Recently I was competing for a listing with another agent. We were both asked how much real estate we had sold in the last 30 days. For myself I guessed (correctly) about $1 million, but the other agent said $1.7 million. When I got home I looked him up on the MLS. He had sold one small property in January and another in February -- nothing since! Agents can indeed lie to prospective sellers and the seller has to take their word, because there is no way to verify past sales, only current listings!
Back in April 2008, I competed with an agent for a $685,000 listing (which I got). The seller showed me the listing presentation which the other agent had left behind. That agent claimed to be the city's top selling agent for over 10 years straight selling over 100 listings per year. Since I'd never heard of him, I looked him up on the MLS and found that he had averaged under 20 sold listings per year in the last three years and had not sold any of his own listings or any other agent's listings in the previous 2 years! (He claimed he had a database of buyers waiting to buy a "home like yours.") It was outrageous, and I wrote about it without naming him in my newspaper column. (www.ecentral.com/members/jimsmith/Columns/Apr24YH.pdf) A couple colleagues guessed who I was talking about, which surprised me! My only regret is that I didn't file an ethics complaint against this agent, because he is a Realtor and bound by the Code of Ethics which says you should not lie about your statistics.
I'm thinking of creating a website on which sellers could get accurate performance statistics on any agent usng the MLS. It would involve the seller giving the agent's name and someone with MLS access would look the agent up on the MLS and send a report. Do you think this is a good idea?

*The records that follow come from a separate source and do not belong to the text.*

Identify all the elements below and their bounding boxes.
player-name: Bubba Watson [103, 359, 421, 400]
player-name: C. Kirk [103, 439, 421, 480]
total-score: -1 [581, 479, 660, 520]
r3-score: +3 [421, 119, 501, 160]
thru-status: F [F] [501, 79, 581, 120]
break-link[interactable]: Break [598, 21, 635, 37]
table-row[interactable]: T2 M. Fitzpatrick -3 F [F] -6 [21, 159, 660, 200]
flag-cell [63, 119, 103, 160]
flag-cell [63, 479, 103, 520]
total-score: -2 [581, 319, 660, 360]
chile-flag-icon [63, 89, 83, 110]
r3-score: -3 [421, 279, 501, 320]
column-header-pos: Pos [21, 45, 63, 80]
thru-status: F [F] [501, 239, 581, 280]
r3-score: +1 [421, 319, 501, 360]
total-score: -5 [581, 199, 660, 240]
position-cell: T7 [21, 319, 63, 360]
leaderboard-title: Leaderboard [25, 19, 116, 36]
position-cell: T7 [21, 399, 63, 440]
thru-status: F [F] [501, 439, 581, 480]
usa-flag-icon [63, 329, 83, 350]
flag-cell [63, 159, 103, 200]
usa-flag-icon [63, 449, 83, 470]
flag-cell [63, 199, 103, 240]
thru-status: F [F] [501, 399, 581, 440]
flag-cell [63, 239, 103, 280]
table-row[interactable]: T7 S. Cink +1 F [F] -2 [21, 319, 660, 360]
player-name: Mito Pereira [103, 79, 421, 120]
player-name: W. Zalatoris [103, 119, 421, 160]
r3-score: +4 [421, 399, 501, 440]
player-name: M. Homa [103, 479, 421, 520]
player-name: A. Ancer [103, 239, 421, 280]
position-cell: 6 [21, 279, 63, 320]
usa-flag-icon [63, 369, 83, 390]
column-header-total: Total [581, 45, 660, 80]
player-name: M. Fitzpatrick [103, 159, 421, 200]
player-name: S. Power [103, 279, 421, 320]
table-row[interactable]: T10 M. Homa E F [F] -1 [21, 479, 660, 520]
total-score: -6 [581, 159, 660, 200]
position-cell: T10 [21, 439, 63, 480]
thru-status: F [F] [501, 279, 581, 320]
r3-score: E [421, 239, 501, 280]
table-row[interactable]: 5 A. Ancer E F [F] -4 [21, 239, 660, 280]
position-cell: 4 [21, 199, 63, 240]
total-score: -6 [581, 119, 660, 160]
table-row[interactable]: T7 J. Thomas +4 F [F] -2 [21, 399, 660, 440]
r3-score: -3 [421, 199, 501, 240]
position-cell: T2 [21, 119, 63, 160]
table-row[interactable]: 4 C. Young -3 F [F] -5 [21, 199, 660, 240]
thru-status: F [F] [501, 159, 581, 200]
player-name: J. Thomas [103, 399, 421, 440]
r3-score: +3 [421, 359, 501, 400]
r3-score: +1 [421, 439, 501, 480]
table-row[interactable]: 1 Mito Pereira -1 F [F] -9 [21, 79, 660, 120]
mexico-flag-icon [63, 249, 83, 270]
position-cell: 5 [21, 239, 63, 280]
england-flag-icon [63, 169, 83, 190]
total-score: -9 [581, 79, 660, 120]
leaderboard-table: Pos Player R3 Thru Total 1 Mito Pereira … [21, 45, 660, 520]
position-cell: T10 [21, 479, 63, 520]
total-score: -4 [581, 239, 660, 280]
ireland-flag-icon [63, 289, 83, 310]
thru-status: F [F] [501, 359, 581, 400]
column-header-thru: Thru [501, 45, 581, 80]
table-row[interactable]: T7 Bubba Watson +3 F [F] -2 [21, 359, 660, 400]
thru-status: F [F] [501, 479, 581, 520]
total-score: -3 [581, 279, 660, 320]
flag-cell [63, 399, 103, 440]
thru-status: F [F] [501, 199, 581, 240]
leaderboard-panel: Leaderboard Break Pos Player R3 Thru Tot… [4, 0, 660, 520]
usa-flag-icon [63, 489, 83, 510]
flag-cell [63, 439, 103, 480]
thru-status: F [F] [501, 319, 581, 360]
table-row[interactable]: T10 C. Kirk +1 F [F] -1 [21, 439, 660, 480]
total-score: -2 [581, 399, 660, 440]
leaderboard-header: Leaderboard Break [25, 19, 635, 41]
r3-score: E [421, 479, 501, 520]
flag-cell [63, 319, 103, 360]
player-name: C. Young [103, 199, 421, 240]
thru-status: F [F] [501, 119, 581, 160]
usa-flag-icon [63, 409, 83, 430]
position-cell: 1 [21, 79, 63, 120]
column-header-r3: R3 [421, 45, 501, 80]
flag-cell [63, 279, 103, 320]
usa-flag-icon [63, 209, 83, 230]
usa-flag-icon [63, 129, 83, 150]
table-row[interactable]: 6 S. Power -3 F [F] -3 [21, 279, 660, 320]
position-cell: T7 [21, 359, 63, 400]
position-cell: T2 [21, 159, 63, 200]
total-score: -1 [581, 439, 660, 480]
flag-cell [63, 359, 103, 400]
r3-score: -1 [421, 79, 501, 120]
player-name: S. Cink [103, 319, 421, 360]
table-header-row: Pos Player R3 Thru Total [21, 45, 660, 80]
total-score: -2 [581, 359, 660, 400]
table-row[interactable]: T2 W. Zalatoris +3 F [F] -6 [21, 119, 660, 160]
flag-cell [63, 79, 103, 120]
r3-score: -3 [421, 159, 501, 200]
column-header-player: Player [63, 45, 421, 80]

PS: I don't want to do the analysis myself -- and don't have the time, either. But it requires access to the MLS to do the analysis. One solution would be for the local Realtor association to farm out the assignments to volunteer members whose reports would be anonymous. This should not be a way for one agent to win clients away other agents, just to keep agents honest and give sellers some way to verify perfomance claims. I think we owe this integrity check to consumers. Don't you?